MSC vessel seized in drug bust released

US Attorney William McSwain tweeted that his office had received $10 million in cash and a $40 million surety bond from the owner and operator. Photo credit: US Customs and Border Patrol.

US authorities have agreed to temporarily release the Mediterranean Shipping Co. vessel seized through a June 17 drug bust in Philadelphia, allowing the container line to redeploy the ship and reducing the financial impact of the incident. 

US Attorney William McSwain tweeted that his office had received $10 million in cash and a $40 million surety bond from the owner, J.P. Morgan Asset Management, and the operator of the vesel, MSC, “in exchange for its temporary release pending a final resolution in the case.”

MSC last week told customers that while a “small number” of containers were still being held by US authorities, the rest of the shipments on MSC Gayane have been transshipped via the carrier’s other vessels. 

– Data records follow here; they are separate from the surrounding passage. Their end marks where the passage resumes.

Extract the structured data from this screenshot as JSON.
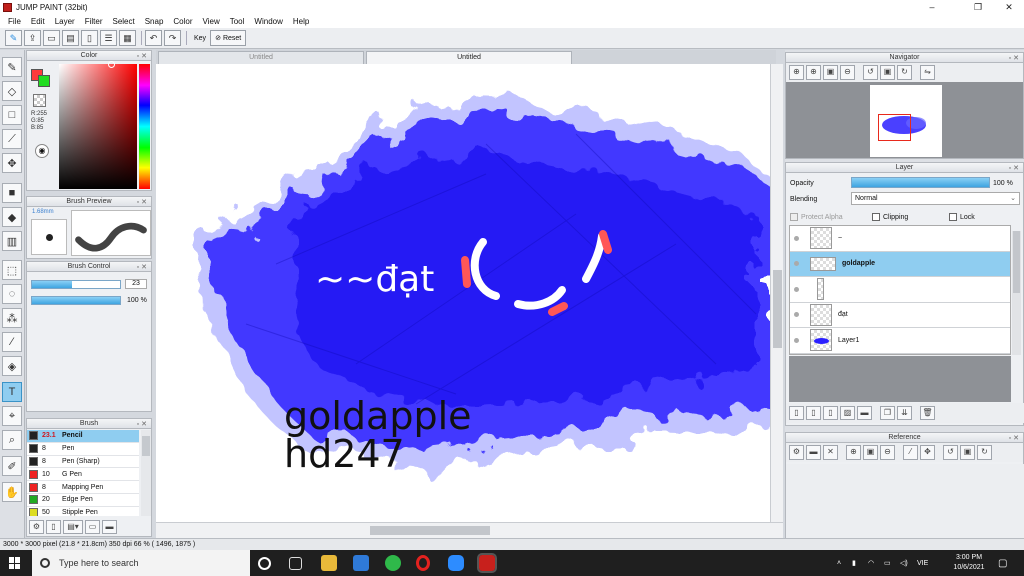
{
  "window": {
    "title": "JUMP PAINT (32bit)",
    "controls": [
      "–",
      "❐",
      "✕"
    ]
  },
  "menu": [
    "File",
    "Edit",
    "Layer",
    "Filter",
    "Select",
    "Snap",
    "Color",
    "View",
    "Tool",
    "Window",
    "Help"
  ],
  "toolbar": {
    "key_label": "Key",
    "reset_label": "Reset"
  },
  "panels": {
    "color": "Color",
    "brush_preview": "Brush Preview",
    "brush_control": "Brush Control",
    "brush": "Brush",
    "navigator": "Navigator",
    "layer": "Layer",
    "reference": "Reference"
  },
  "color": {
    "fg": "#ff3b3b",
    "bg": "#22dd22",
    "r": "R:255",
    "g": "G:85",
    "b": "B:85"
  },
  "brush_preview": {
    "size": "1.68mm"
  },
  "brush_control": {
    "size": "23",
    "opacity": "100 %",
    "size_level": 0.45,
    "opacity_level": 1.0
  },
  "brushes": [
    {
      "num": "23.1",
      "name": "Pencil",
      "color": "#222222",
      "selected": true
    },
    {
      "num": "8",
      "name": "Pen",
      "color": "#222222"
    },
    {
      "num": "8",
      "name": "Pen (Sharp)",
      "color": "#222222"
    },
    {
      "num": "10",
      "name": "G Pen",
      "color": "#ee2222"
    },
    {
      "num": "8",
      "name": "Mapping Pen",
      "color": "#ee2222"
    },
    {
      "num": "20",
      "name": "Edge Pen",
      "color": "#22aa22"
    },
    {
      "num": "50",
      "name": "Stipple Pen",
      "color": "#dddd22"
    }
  ],
  "tabs": [
    "Untitled",
    "Untitled"
  ],
  "canvas": {
    "text1": "~~đạt",
    "text2": "goldapple",
    "text3": "hd247",
    "paint_color": "#2a1fff"
  },
  "layer": {
    "opacity_label": "Opacity",
    "opacity_value": "100 %",
    "blending_label": "Blending",
    "blending_value": "Normal",
    "protect_alpha": "Protect Alpha",
    "clipping": "Clipping",
    "lock": "Lock",
    "layers": [
      {
        "name": "~",
        "selected": false
      },
      {
        "name": "goldapple",
        "selected": true
      },
      {
        "name": "",
        "selected": false
      },
      {
        "name": "đạt",
        "selected": false
      },
      {
        "name": "Layer1",
        "selected": false
      }
    ]
  },
  "status": "3000 * 3000 pixel   (21.8 * 21.8cm)   350 dpi   66 %   ( 1496, 1875 )",
  "taskbar": {
    "search_placeholder": "Type here to search",
    "lang": "VIE",
    "time": "3:00 PM",
    "date": "10/6/2021"
  }
}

US Customs and Border Protection (CBP) said July 8 it had executed a warrant to seize the vessel and possibly subject it to forfeiture, considering that nearly 20 tons of cocaine were found and crew members are alleged to be involved in the conspiracy. A forfeiture could have pushed up MSC’s charterer rates, compounding the pain the carrier has already suffered via delayed shipments, added docking fees, and damage to its brand. 

“Seizing a vessel of this size is an unusual enforcement action for CBP, but is indicative of the serious consequences associated with an alleged conspiracy by crewmembers and others to smuggle a record load of dangerous drugs through the United States,” Customs said in a statement. 

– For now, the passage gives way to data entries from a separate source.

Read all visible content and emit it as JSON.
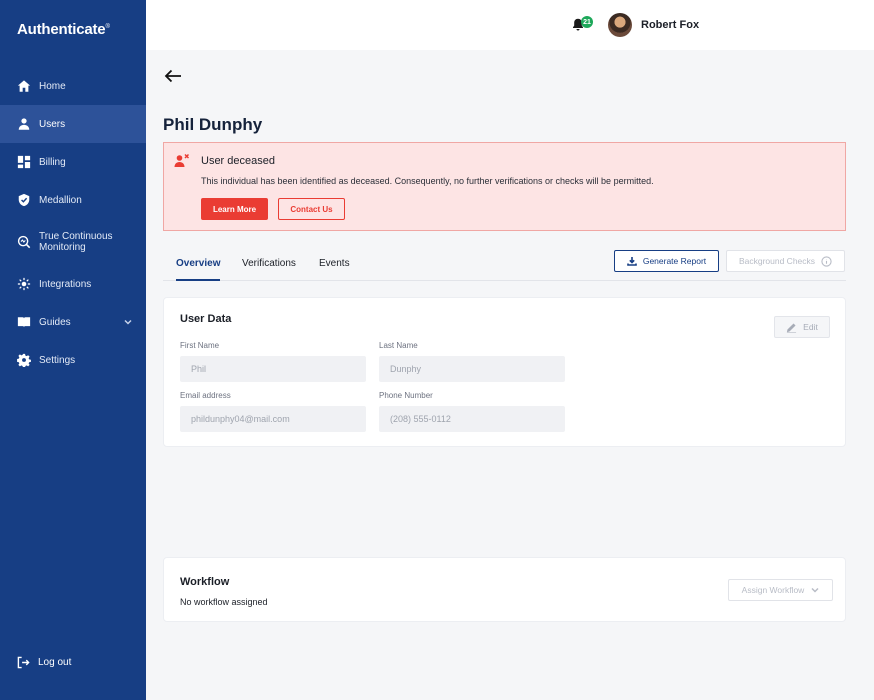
{
  "app": {
    "logo": "Authenticate",
    "logo_mark": "®"
  },
  "sidebar": {
    "items": [
      {
        "label": "Home",
        "icon": "home-icon"
      },
      {
        "label": "Users",
        "icon": "user-icon",
        "active": true
      },
      {
        "label": "Billing",
        "icon": "billing-icon"
      },
      {
        "label": "Medallion",
        "icon": "shield-icon"
      },
      {
        "label": "True Continuous Monitoring",
        "icon": "monitoring-icon"
      },
      {
        "label": "Integrations",
        "icon": "integrations-icon"
      },
      {
        "label": "Guides",
        "icon": "book-icon",
        "has_chevron": true
      },
      {
        "label": "Settings",
        "icon": "gear-icon"
      }
    ],
    "logout": "Log out"
  },
  "header": {
    "notification_count": "21",
    "user_name": "Robert Fox"
  },
  "page": {
    "title": "Phil Dunphy"
  },
  "alert": {
    "title": "User deceased",
    "message": "This individual has been identified as deceased. Consequently, no further verifications or checks will be permitted.",
    "learn_more": "Learn More",
    "contact_us": "Contact Us"
  },
  "tabs": [
    {
      "label": "Overview",
      "active": true
    },
    {
      "label": "Verifications"
    },
    {
      "label": "Events"
    }
  ],
  "actions": {
    "generate_report": "Generate Report",
    "background_checks": "Background Checks"
  },
  "user_data": {
    "title": "User Data",
    "edit": "Edit",
    "first_name_label": "First Name",
    "first_name": "Phil",
    "last_name_label": "Last Name",
    "last_name": "Dunphy",
    "email_label": "Email address",
    "email": "phildunphy04@mail.com",
    "phone_label": "Phone Number",
    "phone": "(208) 555-0112"
  },
  "workflow": {
    "title": "Workflow",
    "status": "No workflow assigned",
    "assign": "Assign Workflow"
  },
  "colors": {
    "sidebar": "#173e84",
    "sidebar_active": "#2d5299",
    "alert_bg": "#fde4e4",
    "danger": "#ea3c33",
    "notification": "#1ea85a"
  }
}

The drug bust involving MSC Gayane comes after a joint US task force found 1.5 tons of cocaine in containers discharged from the MSC Carlotta on Feb. 28 at the Port of New York and New Jersey; Peruvian authorities discovered another 2.4 tons when the ship called in Callao just two months later. In January, Mexican customs officials seized cocaine on the cruise ship MSC Divina during a stop in Cozumel.

A seizure of $10 million worth of cocaine at the Port of Baltimore in June suggests, however, that MSC isn’t the only carrier under the gun to stop illegal cargo. Media reports didn’t identify the carrier involved in the shipments, which came from Panama. 

MSC transported just more than 3 million TEU of US import cargo in 2018, according to data from PIERS, a sister product of within IHS Markit, making it the third-largest carrier in the trade with 12.3 percent of the market.